Seeing questions like this so commonly I realize history is just a subject that is taught a 1/4 of the time in school but we never stop to understand what we are doing and for that there is a ton of wasted effort.

We can't know if he was guilty of the accused crime. Who would we ask? The same townspeople who tortured him without trial? They did not even know if he was able to be proven guilty, they acted on passion without hard evidence, and they can't tell us what they don't know (can't support). And here's the big issue, even if they did provide us sources that told us he was "guilty" we would still need to be critical to the point of disbelief of anything they said because they are biased. You are not ever reading a "factual account" when studying history, you are reading a story told seventh hand in the 200th iteration, always. And stories are made with agendas by people with prejudices.

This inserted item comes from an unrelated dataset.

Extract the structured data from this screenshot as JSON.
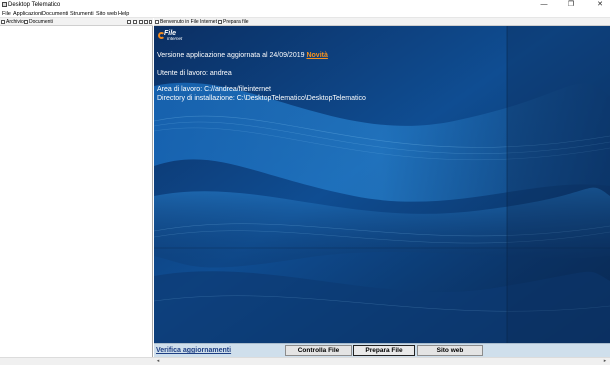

If American society could not decide the facts then in the present, why would you trust it now a century removed to provide them?

Humans are hugely flawed and you simply can't always look at narratives to find your answers. This story is striking and leaves us with many questions but 'did he do it' should not be one of them and I'll explain why. You should not believe anyone that gives you that answer, especially considering... you need to decide for yourself based on the fragments of distorted information that are available.

Even this article is written with a slant or intention, it is clearly even an article in the first place (opposed to all the article-less lynchings) to be presented as a story about how cruel humans can be to each other especially over physical differences and perhaps how justice and wrath are easily confused. Every piece of "history" is recorded and retold for a similar reason. There needs to be a story, a lesson, something there to learn from. We never just read 500 years of mundane events, we instead collect stories to retell and there are always reasons why.

Now you have clearly (like many others I am sure) noticed something is conspicuously absent in the article: any mention at all of whether the accused was guilty or not or whether there was even any doubt. Well I can tell you that if there was anything suggesting he was innocent it most certainly would have been included in such an article. I can also tell you that when you dig into these parables they are often not as clean cut and easily understood as some crafty writers may want you to think.

In my own narrative he clearly was the number one suspect and very likely committed the crime but his atrocity is not of particular note when compared with the injustice carried out in response. In my own narrative he killed the girl but it doesn't matter and if he was innocent the story is exactly the same. The story is about a miscarriage of justice. It's like if a director left something unsaid by not showing a key scene, like in The Green Mile actually* I believe it is never addressed if the accused in that film is actually "guilty" but the story wouldn't really change either way.

We don't have time to go through and study every death, every birth, every victory, and every defeat. We need to choose the stories important to us.

History is not a record of events, it is the stories we tell ourselves about ourselves. It is our story, our legend. You won't find answers to hard questions when you study it, you may gain an understanding of who you and we are, what direction we came from, and perhaps even our general trajectory. What stories we tell and why we tell them are just as important as the content of those stories, the content is consistently flawed and nonfactual anyway and even hypothetically perfect sources would be interpreted incorrectly by our imperfect brains.